Progressive Web Apps have been around for a while, but have never had their day in the sun. One reason was the lack of push notifications on Mobile Safari, which was recently announced to be added in iOS 16.4. It’s no coincidence that the apps I listed above are all PWAs: the web is easiest to develop for, works everywhere, and has the largest pool of developers.

A common critique is that web apps yield clunky user experiences. This will be debated endlessly in developer circles, but native feeling UI is not necessary for mass adoption; the bar is “good enough”. Component libraries have closed that gap. MUI, Chakra, and Tailwind make it easy to create a UI which feels cohesive and adapts well to any sized device. Looking back across my 15 year professional history building apps, PWAs + an off the shelf component library are the fastest path to “good enough” that has ever been available.

The last mile is a huge opportunity

It’s never been easier to self-host apps: Let’s Encrypt made securing apps instant and automatic. Docker made them easy to install. Aside from Raspberry Pis becoming unobtanium over the past year, there are many available small low power computers in the $30-50 dollar range.

However, let’s be real: the biggest thing holding self-hosted apps back is they’re still too difficult to install.

A potential user must be able to:

  • Set up Linux on a device and get it onto their network.
  • Follow installation instructions specific to their chosen apps and distro.
  • Configure subtleties like DNS and HTTPS, then open the right address in their browser.

These steps are hindered by there being multiple ways to accomplish them, yet no best way.

For self-hosted apps to succeed, 5 minutes must be all it takes to get up and running. It must be trivial to discover and install new apps, and the apps themselves must be immediately locatable on all of your devices.

One promising approach would be a physical device which tunnels to the internet for external access. Such a tunnel could simplify user setup greatly by providing an easy to remember URL and automated certificate management. This is what Home Assistant Yellow is doing, complete with an add-on browser where you can install containers packaging other apps.

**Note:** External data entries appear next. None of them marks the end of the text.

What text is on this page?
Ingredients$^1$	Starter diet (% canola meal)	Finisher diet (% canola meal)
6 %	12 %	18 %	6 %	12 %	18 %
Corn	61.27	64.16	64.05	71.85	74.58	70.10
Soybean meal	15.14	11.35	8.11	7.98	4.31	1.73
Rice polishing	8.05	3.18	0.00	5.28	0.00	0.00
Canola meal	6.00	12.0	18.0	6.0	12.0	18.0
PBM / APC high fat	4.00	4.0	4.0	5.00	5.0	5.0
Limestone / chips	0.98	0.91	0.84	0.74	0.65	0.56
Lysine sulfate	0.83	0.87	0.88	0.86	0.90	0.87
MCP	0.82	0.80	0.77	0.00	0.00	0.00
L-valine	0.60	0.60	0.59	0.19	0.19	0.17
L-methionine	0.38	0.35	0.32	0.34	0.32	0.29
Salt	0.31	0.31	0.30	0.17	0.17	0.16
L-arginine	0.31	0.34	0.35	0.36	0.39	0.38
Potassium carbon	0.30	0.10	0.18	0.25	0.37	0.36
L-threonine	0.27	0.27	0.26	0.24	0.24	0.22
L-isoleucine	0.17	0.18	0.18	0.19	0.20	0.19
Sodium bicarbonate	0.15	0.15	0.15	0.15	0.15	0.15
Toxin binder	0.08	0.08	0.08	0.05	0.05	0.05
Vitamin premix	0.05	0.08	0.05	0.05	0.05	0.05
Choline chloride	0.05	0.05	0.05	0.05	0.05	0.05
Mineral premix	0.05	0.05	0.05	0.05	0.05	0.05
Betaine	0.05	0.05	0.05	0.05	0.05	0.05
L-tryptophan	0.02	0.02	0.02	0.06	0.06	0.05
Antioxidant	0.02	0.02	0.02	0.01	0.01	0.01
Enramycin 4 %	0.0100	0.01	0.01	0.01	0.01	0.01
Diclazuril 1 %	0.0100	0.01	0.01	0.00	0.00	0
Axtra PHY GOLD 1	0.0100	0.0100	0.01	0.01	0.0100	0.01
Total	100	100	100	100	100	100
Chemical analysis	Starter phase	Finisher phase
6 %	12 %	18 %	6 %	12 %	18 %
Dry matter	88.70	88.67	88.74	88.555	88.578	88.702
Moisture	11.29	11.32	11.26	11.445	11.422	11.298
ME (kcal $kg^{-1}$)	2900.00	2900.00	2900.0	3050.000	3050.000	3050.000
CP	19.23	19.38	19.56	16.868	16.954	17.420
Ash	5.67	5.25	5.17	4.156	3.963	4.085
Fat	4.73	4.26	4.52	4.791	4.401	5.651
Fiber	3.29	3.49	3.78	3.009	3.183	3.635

The future of self-hosted apps looks bright, but to have a shot at disrupting the past decade’s markets dominated by cloud hosting, they must solve this adoption problem. There is a chicken-and-egg problem here, but all that’s remaining is a foot in the door. As more awesome self-hosted apps appear, the incentive to ease adoption grows. Once you’ve solved it for one app, you’ve opened the door for others.

I think it will take vision and creative thinking, but eventually this dam will break. We’ve seen this story play out many times before in the history of computing. When free apps are trustworthy, solve a problem well, and become easy to adopt, they take off explosively.